Readyverse Studios, which will drive the creation of the new metaverse, brings Ernest Cline—the author who created RPO—and film producer Dan Farah together with Futureverse co-founders Shara Senderoff and Aaron McDonald.
In its first major rights deal, Readyverse Studios has partnered with Warner Bros. Discovery to bring RPO IP to the metaverse, with the Readyverse planned to launch sometime in 2024.
Readyverse Studios also holds the exclusive right to bring any future IP created by Cline to web3 and will soon announce additional brands and franchises that have joined Readyverse.
In Cline’s groundbreaking novel, the hero, Wade Watts, unlocks a series of puzzles and challenges to gain control over the OASIS, a metaverse where people conduct more and more of their daily lives.

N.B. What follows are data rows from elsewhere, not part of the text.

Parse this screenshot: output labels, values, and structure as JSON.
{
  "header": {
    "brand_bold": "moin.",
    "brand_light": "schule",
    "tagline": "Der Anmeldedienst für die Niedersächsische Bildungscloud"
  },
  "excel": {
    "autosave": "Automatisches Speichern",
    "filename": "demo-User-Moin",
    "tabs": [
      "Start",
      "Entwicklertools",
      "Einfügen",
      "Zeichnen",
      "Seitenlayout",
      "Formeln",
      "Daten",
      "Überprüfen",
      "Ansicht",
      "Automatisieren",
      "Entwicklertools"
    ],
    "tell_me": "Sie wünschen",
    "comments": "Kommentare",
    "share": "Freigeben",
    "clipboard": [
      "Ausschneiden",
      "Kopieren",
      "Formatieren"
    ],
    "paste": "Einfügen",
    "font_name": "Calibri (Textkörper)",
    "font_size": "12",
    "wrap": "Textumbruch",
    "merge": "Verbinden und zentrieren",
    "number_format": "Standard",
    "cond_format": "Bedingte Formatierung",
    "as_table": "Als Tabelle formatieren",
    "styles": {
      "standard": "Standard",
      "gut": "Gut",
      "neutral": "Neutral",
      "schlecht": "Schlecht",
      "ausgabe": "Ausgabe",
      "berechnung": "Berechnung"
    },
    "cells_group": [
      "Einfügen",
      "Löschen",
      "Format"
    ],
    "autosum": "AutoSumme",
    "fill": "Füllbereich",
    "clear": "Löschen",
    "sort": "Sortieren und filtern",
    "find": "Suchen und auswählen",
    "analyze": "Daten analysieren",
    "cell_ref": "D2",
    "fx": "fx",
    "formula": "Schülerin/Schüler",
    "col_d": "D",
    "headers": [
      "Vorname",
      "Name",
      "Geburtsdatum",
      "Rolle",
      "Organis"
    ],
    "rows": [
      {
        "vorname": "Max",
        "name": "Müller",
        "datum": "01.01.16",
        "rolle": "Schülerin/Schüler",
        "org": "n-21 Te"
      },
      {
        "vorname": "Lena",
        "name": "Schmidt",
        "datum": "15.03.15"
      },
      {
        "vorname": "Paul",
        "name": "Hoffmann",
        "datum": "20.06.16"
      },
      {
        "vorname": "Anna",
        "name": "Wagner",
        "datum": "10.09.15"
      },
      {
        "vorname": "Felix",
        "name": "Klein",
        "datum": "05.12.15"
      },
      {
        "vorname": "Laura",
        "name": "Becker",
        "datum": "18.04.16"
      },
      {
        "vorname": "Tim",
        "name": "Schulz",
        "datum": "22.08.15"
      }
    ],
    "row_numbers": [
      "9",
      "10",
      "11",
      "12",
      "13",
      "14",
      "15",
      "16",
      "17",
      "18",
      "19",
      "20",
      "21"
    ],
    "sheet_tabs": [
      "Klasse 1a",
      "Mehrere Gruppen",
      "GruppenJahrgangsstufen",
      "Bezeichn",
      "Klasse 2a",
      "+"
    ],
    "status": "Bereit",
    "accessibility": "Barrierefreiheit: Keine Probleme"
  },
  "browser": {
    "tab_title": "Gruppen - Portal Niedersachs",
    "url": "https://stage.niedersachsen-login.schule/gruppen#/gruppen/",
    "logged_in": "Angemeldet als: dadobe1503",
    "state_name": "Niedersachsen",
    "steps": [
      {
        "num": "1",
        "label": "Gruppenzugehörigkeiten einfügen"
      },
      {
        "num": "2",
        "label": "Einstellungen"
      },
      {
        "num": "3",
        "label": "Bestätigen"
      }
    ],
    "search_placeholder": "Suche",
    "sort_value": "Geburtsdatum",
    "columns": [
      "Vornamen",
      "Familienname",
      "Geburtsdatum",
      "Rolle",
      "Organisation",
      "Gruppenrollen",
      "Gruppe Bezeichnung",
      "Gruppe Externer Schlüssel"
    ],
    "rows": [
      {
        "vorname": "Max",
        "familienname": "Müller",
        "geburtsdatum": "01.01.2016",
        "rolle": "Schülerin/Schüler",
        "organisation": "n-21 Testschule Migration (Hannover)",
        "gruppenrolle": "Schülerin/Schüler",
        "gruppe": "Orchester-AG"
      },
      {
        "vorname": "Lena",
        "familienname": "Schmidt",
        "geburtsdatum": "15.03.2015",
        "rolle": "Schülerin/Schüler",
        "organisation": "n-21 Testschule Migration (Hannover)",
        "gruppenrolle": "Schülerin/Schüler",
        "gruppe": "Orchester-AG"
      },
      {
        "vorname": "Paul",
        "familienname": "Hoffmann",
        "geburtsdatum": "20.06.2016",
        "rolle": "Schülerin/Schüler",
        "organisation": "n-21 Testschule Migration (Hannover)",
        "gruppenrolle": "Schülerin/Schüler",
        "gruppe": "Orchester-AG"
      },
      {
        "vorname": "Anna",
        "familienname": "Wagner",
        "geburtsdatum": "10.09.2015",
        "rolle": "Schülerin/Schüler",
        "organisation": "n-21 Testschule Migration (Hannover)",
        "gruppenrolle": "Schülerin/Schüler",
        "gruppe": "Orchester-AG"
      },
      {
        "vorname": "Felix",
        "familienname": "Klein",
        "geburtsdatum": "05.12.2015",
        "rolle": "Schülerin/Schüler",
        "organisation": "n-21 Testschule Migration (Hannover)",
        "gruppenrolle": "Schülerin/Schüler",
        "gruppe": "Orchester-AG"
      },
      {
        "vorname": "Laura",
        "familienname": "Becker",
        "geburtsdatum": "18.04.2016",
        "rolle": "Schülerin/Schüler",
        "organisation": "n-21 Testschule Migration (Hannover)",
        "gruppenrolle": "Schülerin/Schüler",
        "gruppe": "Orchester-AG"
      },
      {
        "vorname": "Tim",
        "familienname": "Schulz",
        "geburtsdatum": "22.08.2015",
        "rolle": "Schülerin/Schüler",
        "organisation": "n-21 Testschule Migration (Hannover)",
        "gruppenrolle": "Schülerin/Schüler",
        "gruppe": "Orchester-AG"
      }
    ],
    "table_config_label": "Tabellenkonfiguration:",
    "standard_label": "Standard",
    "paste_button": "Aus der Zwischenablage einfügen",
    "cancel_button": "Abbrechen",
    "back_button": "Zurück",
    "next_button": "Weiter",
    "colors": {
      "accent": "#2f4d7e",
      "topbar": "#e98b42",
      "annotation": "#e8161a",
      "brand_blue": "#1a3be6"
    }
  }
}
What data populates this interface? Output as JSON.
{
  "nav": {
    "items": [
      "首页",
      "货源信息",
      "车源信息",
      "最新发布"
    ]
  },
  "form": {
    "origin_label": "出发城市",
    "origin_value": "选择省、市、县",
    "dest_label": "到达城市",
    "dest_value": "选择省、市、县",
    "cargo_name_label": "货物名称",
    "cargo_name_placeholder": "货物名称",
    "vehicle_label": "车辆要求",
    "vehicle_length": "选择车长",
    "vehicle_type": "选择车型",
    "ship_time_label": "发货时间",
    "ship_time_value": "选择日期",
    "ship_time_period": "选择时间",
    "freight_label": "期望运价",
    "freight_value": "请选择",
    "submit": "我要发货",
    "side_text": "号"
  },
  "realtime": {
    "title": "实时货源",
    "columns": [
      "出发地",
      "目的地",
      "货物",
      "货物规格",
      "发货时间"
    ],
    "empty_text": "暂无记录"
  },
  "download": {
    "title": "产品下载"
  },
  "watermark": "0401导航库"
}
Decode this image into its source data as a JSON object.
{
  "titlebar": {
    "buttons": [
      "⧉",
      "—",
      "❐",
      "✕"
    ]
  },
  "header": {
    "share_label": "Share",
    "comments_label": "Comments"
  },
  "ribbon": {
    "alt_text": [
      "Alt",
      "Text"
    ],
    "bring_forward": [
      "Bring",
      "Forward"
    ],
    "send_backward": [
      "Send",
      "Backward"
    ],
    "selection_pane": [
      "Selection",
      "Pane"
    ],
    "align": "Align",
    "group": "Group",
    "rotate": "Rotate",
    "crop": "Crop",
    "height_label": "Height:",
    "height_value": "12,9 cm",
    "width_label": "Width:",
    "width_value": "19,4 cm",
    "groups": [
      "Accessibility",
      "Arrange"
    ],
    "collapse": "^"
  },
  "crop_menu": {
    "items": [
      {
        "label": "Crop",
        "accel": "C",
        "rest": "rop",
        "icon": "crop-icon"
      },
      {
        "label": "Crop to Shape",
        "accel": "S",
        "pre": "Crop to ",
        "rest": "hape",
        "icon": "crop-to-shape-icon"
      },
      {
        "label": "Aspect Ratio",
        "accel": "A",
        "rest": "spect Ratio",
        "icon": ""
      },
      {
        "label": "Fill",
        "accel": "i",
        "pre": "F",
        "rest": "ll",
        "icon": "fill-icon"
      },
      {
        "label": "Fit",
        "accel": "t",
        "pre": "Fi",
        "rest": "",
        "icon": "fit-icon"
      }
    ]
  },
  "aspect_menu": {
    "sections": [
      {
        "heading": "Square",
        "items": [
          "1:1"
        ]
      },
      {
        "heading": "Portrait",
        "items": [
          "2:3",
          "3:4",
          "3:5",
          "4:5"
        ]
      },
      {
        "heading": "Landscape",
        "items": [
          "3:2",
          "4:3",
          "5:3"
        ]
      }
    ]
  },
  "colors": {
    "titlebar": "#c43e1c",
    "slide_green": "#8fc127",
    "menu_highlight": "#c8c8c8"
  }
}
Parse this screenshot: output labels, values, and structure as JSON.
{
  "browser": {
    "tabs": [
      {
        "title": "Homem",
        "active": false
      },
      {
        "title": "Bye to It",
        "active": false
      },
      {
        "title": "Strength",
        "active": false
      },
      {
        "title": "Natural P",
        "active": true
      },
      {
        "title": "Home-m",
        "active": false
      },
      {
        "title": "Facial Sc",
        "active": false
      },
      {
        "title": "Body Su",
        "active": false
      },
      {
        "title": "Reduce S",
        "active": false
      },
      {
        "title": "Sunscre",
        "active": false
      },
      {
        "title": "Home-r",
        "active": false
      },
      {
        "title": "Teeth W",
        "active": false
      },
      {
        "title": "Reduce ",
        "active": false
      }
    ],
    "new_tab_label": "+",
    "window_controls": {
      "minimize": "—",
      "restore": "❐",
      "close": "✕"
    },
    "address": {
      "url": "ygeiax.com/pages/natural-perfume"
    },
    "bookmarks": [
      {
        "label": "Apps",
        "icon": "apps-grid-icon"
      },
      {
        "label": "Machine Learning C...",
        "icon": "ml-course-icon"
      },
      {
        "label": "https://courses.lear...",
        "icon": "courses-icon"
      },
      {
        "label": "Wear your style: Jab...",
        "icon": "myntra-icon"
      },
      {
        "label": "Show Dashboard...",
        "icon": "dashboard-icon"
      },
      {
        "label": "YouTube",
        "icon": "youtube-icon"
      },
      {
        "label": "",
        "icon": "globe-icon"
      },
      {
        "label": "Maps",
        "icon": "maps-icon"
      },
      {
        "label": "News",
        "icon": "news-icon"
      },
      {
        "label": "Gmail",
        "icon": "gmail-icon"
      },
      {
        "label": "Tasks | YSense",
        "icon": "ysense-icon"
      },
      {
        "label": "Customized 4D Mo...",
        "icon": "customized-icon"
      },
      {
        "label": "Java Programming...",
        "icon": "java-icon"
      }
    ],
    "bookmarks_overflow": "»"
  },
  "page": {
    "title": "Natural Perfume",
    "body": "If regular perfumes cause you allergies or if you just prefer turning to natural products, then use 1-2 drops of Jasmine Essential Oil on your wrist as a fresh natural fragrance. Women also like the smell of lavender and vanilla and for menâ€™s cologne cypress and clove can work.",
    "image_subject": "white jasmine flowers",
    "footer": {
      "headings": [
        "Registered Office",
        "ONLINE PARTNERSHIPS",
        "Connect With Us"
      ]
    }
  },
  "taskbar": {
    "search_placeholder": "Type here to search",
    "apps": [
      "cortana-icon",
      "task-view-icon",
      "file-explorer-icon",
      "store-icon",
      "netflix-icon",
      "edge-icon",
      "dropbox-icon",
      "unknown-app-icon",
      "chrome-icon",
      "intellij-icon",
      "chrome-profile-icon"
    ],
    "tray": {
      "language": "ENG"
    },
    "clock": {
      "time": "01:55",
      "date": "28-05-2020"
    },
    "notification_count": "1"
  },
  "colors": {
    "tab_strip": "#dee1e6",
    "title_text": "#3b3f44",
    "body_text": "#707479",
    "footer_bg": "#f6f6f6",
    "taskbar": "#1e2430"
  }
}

The novel advocates a decentralized metaverse accessible to all—not a walled garden, gatekept and controlled by a corporation. The team says that Readyverse Studios will build a metaverse that aligns with these values.
“Readyverse Studios is laying the groundwork to bring the promise of the open metaverse depicted in Cline’s Ready Player One novel and the blockbuster film adaptation into a tangible reality; a multi-world, multi-IP, interoperable open metaverse experience for mass consumers,” Futureverse posted on X. “The Readyverse will champion the principles of the open metaverse, which are provable digital ownership, community-owned infrastructure, decentralization, security, and interoperability,” they wrote.
The Readyverse will run on Futureverse’s chosen tech stack, including The Root Network, a gaming and metaverse-focused public blockchain. The Root Network is its own L1 blockchain, with a native token, $ROOT, that is tradeable (either natively or as a wrapped ERC-20) on a number of exchanges. The network is designed to be especially useful for gaming and metaverse applications, with the ability to pay fees in any token (or pay them for your application’s users), an inbuilt asset registry for interoperable assets, and AI support.
The entertainment press has heralded the partnership between seasoned metaverse experts and experienced cinematic IP owners—an interesting shift from the 2023 popular perspective that “the metaverse is dead.”
“We really see the opportunity for big IP to have additional revenue streams—additional opportunities for engagement in a way that is easy for them to build,” Shara Senderoff told The Hollywood Reporter. “We knew that it would require coming together with Hollywood and holding hands in order to bridge these big and more old-school forms of entertainment with the new form of technology that would be really opportunistic for everyone,” she said.